CIVIL PROCEDURE: DISTINCTION BETWEEN MOTIONS FOR REHEARING AND MOTIONS FOR RECONSIDERATION: MOTIONS FOR REHEARING ARE TAKEN FROM FINAL ORDERS AND MUST BE FILED WITHIN FIFTEEN DAYS: MOTIONS FOR RECONSIDERATION ARE TAKEN FROM NONFINAL ORDERS AND MUST BE FILED BEFORE ENTRY OF FINAL JUDGMENT: NOMENCLATURE IS NOT CONTROLLING: ORDER MODIFYING MAGISTRATE’S REPORT WAS NONFINAL: AS A RESULT, MOTION FOR RECONSIDERATION WAS TIMELY, AND TRIAL COURT POSSESSED JURISDICTION TO ENTER SUA SPONTE ORDER VACATING DENIAL OF MOTION FOR RECONSIDERATION; APPEALS: CERTIORARI: MANDAMUS

Seigler v. Bell, ___ So. 3d ___, 39 Fla. L. Weekly D2012 (Fla. 5th DCA September 19, 2014)

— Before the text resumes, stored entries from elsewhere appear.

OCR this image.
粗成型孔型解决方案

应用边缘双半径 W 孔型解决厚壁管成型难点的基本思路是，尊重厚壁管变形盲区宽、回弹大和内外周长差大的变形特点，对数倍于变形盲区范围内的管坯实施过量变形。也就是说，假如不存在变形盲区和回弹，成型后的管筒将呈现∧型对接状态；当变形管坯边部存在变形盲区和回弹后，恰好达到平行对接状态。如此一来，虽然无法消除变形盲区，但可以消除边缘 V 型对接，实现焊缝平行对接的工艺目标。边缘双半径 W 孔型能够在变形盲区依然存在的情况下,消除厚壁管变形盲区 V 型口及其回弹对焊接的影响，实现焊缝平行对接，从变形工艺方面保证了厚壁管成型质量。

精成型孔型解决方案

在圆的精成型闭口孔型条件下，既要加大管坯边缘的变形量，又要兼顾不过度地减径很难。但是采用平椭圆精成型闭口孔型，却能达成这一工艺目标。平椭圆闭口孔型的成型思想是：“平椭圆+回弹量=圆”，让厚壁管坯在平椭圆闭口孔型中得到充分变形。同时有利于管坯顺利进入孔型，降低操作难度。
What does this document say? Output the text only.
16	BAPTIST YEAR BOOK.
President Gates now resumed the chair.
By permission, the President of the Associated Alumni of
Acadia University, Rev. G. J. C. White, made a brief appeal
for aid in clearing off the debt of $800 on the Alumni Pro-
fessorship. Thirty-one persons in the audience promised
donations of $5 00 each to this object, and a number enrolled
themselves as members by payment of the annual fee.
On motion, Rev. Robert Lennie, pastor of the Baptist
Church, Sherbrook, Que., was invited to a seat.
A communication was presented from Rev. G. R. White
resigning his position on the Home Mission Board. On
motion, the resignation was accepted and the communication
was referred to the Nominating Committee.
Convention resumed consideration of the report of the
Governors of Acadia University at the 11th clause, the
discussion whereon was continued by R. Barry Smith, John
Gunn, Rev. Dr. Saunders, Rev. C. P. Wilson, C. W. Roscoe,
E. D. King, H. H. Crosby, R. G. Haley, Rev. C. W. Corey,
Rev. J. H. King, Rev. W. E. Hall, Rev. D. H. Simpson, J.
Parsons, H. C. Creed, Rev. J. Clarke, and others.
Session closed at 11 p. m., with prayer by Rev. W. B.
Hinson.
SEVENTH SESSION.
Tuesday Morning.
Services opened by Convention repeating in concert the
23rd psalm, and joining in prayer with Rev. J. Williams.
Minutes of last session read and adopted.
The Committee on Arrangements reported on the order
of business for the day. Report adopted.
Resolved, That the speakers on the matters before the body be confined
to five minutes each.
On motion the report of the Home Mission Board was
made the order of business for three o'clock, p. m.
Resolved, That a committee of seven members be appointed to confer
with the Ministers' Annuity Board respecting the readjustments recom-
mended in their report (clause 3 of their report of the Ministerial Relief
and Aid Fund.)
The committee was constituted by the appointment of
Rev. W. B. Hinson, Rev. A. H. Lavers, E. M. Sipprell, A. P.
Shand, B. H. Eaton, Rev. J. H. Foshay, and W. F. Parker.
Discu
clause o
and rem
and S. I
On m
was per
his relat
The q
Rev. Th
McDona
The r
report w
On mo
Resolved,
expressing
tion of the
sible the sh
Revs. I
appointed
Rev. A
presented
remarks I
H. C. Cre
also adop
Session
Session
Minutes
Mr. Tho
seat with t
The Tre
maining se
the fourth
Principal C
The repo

Motions for rehearing are taken from final orders.  A motion for rehearing must be filed within fifteen days.  Motions for reconsideration are taken from nonfinal orders.  A motion for reconsideration may be filed at any time before final judgment is entered. Nomenclature is not controlling.  An order modifying a magistrate’s report, without reducing it to judgment, was not a final order.  As a result, a motion for rehearing or reconsideration from the order was actually a motion for reconsideration, and the fifteen day time limit for motions for rehearing was inapplicable, the motion was timely, and  the trial court was authorized, sua sponte, to vacate its order denying the motion for reconsideration.  The order was not reviewable by certiorari because it did not depart from the essential requirements of law or result in irreparable harm.  In addition, mandamus was unavailable because “the trial court had the authority to enter its sua sponte order.”